I approach these topics as a seminary professor who teaches theology and Christian Thought courses, including a course devoted to “Theology and Science.” I have discovered that our seminary students have had very little exposure to complex discussions of the relation between science and theology. They often come into seminary (as I did) with very little science background and often with only peripheral exposure to questions and issues around the intersection of science and religion. Some of them, having been raised in conservative Christian traditions, matriculate with the assumption that Christian faith and science don’t mix.
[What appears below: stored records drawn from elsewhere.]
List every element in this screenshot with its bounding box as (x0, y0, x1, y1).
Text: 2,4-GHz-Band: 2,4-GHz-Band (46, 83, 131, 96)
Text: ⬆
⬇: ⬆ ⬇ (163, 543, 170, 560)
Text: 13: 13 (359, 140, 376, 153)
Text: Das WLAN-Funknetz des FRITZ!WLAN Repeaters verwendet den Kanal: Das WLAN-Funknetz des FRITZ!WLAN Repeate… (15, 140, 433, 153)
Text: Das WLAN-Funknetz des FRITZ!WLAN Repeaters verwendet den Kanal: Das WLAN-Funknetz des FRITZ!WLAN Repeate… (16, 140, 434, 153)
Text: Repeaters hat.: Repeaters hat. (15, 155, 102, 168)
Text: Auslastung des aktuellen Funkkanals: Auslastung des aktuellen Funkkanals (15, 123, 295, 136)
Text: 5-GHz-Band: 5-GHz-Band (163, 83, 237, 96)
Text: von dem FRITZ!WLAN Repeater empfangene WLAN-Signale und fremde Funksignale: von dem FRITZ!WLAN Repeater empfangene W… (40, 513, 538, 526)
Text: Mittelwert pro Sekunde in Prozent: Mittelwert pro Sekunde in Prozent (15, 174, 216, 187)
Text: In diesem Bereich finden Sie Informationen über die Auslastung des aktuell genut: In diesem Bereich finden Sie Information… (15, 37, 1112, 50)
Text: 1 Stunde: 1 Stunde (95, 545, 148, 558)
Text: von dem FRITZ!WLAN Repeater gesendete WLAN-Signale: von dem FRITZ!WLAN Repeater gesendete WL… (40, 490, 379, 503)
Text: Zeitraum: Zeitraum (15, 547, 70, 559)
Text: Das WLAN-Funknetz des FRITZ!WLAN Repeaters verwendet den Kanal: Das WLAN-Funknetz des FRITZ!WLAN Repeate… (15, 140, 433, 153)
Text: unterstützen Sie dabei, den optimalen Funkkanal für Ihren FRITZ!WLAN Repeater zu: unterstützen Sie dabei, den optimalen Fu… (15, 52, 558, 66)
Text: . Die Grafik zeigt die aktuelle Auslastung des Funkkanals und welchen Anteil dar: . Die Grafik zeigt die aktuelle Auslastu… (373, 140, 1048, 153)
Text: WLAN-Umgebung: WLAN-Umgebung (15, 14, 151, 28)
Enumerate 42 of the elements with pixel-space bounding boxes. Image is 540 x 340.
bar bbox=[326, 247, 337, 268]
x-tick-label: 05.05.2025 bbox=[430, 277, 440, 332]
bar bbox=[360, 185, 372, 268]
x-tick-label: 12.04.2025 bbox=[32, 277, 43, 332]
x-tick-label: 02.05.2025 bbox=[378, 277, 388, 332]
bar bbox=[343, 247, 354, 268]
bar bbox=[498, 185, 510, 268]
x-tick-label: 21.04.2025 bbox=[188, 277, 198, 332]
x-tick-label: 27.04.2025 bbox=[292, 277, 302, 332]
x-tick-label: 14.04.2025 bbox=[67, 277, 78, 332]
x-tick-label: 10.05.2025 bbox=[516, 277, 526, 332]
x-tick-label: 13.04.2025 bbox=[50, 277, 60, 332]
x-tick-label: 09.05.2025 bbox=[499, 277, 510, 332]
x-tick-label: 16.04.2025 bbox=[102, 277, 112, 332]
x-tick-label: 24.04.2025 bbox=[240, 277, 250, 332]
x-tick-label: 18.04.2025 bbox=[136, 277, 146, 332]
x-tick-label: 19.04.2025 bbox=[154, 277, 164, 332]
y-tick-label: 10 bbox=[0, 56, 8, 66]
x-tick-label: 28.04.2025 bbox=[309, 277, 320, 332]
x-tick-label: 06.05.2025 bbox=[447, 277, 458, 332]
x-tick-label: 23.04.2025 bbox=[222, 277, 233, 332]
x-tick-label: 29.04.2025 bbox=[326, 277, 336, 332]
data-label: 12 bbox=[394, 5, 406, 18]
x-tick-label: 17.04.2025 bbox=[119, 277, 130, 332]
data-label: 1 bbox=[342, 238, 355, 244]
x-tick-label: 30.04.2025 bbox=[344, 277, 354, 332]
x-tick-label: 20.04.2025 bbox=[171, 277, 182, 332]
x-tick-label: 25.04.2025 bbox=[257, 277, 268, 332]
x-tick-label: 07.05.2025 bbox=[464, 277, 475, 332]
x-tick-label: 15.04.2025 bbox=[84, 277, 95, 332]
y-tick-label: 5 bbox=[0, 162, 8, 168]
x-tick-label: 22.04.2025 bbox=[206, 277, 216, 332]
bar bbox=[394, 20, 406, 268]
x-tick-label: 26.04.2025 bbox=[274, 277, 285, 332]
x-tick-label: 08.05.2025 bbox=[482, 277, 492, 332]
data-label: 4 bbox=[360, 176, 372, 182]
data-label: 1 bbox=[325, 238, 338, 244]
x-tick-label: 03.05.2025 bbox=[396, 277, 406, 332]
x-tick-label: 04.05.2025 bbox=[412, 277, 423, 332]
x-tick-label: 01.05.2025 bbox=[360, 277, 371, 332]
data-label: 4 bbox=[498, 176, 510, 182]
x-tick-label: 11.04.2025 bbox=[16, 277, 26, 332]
It is not exaggerating to say there is urgency about this issue; the urgency is related to the situation of the American church today. A consensus seems to have emerged: the American church is in a state of decline. Part of the reason for this decline is that church leaders are not equipping their congregants to intelligently engage challenging worldview issues (including, among others, theological, philosophical and ethical questions). A recent book by David Kinnaman,You Lost Me: Why Young Christians are Leaving Church…and Rethinking Faith (Baker, 2011), suggests that just over 60% of churched teenagers drop out of church after high school, often rejecting their faith altogether. One of the reasons for this, as his research shows, is a perceived “anti-science” attitude within the Church. Pastors, youth pastors, and other church leaders either ignore issues raised by science or they take an aggressive stance against it. Last year, a group of Christian sociologists studied fifty “deconversion narratives” and published those findings. For a summary and analysis of that research, see Brad Wright’s post, “Why do Christians Leave the Faith? The Fundamental Importance of Apologetics.” Like Kinnaman, they discovered that a major reason for many of these deconversions was the lack of engagement within the church regarding complex intellectual issues, like the relation between faith and science. In the words of one former Baptist in the study: “Christianity is a disease; education is the cure.”
I was encouraged to read that Tim Keller, a noted conservative evangelical pastor and apologist, recently spoke out in favor of theistic evolution at Biologos-hosted conference called”Theology of Celebration.” Keller urged pastors to develop a compelling theological narrative that takes science into account. If pastors are going to do this well, it seems that seminaries need to be in the middle of the conversation.